Still interested?  What other services can be placed in the hub beside Internet access?  DNS work great.  NTP as well.   Basically any services that has/keeps minimal or temporal state is perfect for being placed in the hub.  There are some services that are not appropriate.  A large database probably not, front end and caching servers for that database might be a good candidate.

Conclusion

As network engineers we've been so conditioned that something going "down" is bad and requires all hands on deck, the first time a hub goes down and your phone doesn't start ringing off the hook, you'll think something is wrong. (VoIP issue? ;p )  But the next time it goes down and a lynch mob isn't beating down your door asking why it isn't fixed yet, you'll still feel funny, but there won't be the usual yelling and finger pointing.

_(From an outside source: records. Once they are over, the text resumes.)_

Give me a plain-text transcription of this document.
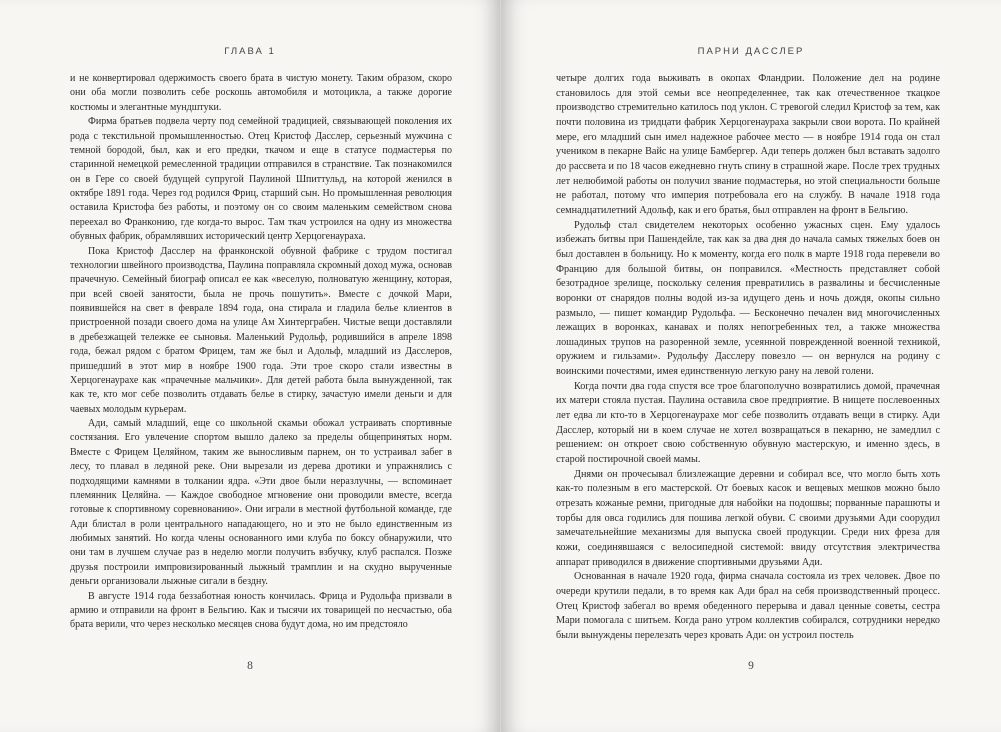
ГЛАВА 1

и не конвертировал одержимость своего брата в чистую монету. Таким образом, скоро они оба могли позволить себе роскошь автомобиля и мотоцикла, а также дорогие костюмы и элегантные мундштуки.

Фирма братьев подвела черту под семейной традицией, связывающей поколения их рода с текстильной промышленностью. Отец Кристоф Дасслер, серьезный мужчина с темной бородой, был, как и его предки, ткачом и еще в статусе подмастерья по старинной немецкой ремесленной традиции отправился в странствие. Так познакомился он в Гере со своей будущей супругой Паулиной Шпиттульд, на которой женился в октябре 1891 года. Через год родился Фриц, старший сын. Но промышленная революция оставила Кристофа без работы, и поэтому он со своим маленьким семейством снова переехал во Франконию, где когда-то вырос. Там ткач устроился на одну из множества обувных фабрик, обрамлявших исторический центр Херцогенаураха.

Пока Кристоф Дасслер на франконской обувной фабрике с трудом постигал технологии швейного производства, Паулина поправляла скромный доход мужа, основав прачечную. Семейный биограф описал ее как «веселую, полноватую женщину, которая, при всей своей занятости, была не прочь пошутить». Вместе с дочкой Мари, появившейся на свет в феврале 1894 года, она стирала и гладила белье клиентов в пристроенной позади своего дома на улице Ам Хинтерграбен. Чистые вещи доставляли в дребезжащей тележке ее сыновья. Маленький Рудольф, родившийся в апреле 1898 года, бежал рядом с братом Фрицем, там же был и Адольф, младший из Дасслеров, пришедший в этот мир в ноябре 1900 года. Эти трое скоро стали известны в Херцогенаурахе как «прачечные мальчики». Для детей работа была вынужденной, так как те, кто мог себе позволить отдавать белье в стирку, зачастую имели деньги и для чаевых молодым курьерам.

Ади, самый младший, еще со школьной скамьи обожал устраивать спортивные состязания. Его увлечение спортом вышло далеко за пределы общепринятых норм. Вместе с Фрицем Целяйном, таким же выносливым парнем, он то устраивал забег в лесу, то плавал в ледяной реке. Они вырезали из дерева дротики и упражнялись с подходящими камнями в толкании ядра. «Эти двое были неразлучны, — вспоминает племянник Целяйна. — Каждое свободное мгновение они проводили вместе, всегда готовые к спортивному соревнованию». Они играли в местной футбольной команде, где Ади блистал в роли центрального нападающего, но и это не было единственным из любимых занятий. Но когда члены основанного ими клуба по боксу обнаружили, что они там в лучшем случае раз в неделю могли получить взбучку, клуб распался. Позже друзья построили импровизированный лыжный трамплин и на скудно вырученные деньги организовали лыжные сигали в бездну.

В августе 1914 года беззаботная юность кончилась. Фрица и Рудольфа призвали в армию и отправили на фронт в Бельгию. Как и тысячи их товарищей по несчастью, оба брата верили, что через несколько месяцев снова будут дома, но им предстояло

8
ПАРНИ ДАССЛЕР

четыре долгих года выживать в окопах Фландрии. Положение дел на родине становилось для этой семьи все неопределеннее, так как отечественное ткацкое производство стремительно катилось под уклон. С тревогой следил Кристоф за тем, как почти половина из тридцати фабрик Херцогенаураха закрыли свои ворота. По крайней мере, его младший сын имел надежное рабочее место — в ноябре 1914 года он стал учеником в пекарне Вайс на улице Бамбергер. Ади теперь должен был вставать задолго до рассвета и по 18 часов ежедневно гнуть спину в страшной жаре. После трех трудных лет нелюбимой работы он получил звание подмастерья, но этой специальности больше не работал, потому что империя потребовала его на службу. В начале 1918 года семнадцатилетний Адольф, как и его братья, был отправлен на фронт в Бельгию.

Рудольф стал свидетелем некоторых особенно ужасных сцен. Ему удалось избежать битвы при Пашендейле, так как за два дня до начала самых тяжелых боев он был доставлен в больницу. Но к моменту, когда его полк в марте 1918 года перевели во Францию для большой битвы, он поправился. «Местность представляет собой безотрадное зрелище, поскольку селения превратились в развалины и бесчисленные воронки от снарядов полны водой из-за идущего день и ночь дождя, окопы сильно размыло, — пишет командир Рудольфа. — Бесконечно печален вид многочисленных лежащих в воронках, канавах и полях непогребенных тел, а также множества лошадиных трупов на разоренной земле, усеянной поврежденной военной техникой, оружием и гильзами». Рудольфу Дасслеру повезло — он вернулся на родину с воинскими почестями, имея единственную легкую рану на левой голени.

Когда почти два года спустя все трое благополучно возвратились домой, прачечная их матери стояла пустая. Паулина оставила свое предприятие. В нищете послевоенных лет едва ли кто-то в Херцогенаурахе мог себе позволить отдавать вещи в стирку. Ади Дасслер, который ни в коем случае не хотел возвращаться в пекарню, не замедлил с решением: он откроет свою собственную обувную мастерскую, и именно здесь, в старой постирочной своей мамы.

Днями он прочесывал близлежащие деревни и собирал все, что могло быть хоть как-то полезным в его мастерской. От боевых касок и вещевых мешков можно было отрезать кожаные ремни, пригодные для набойки на подошвы; порванные парашюты и торбы для овса годились для пошива легкой обуви. С своими друзьями Ади соорудил замечательнейшие механизмы для выпуска своей продукции. Среди них фреза для кожи, соединявшаяся с велосипедной системой: ввиду отсутствия электричества аппарат приводился в движение спортивными друзьями Ади.

Основанная в начале 1920 года, фирма сначала состояла из трех человек. Двое по очереди крутили педали, в то время как Ади брал на себя производственный процесс. Отец Кристоф забегал во время обеденного перерыва и давал ценные советы, сестра Мари помогала с шитьем. Когда рано утром коллектив собирался, сотрудники нередко были вынуждены перелезать через кровать Ади: он устроил постель

9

I've been operating an environment very similar to the one I described since 2014. I have more than 6 hubs world wide for Internet, WAF, proxy and DNS services.  I'll tell you it works.  I've taken hubs down in the middle of the day for maintenance.  No one noticed.  I even have the security group who runs the security stack do updates to the security equipment.  In fact, instead of fighting the "now we have more devices to take care of" they are actually some the largest advocates of this design.

Hopefully I've at least given you something new to think about.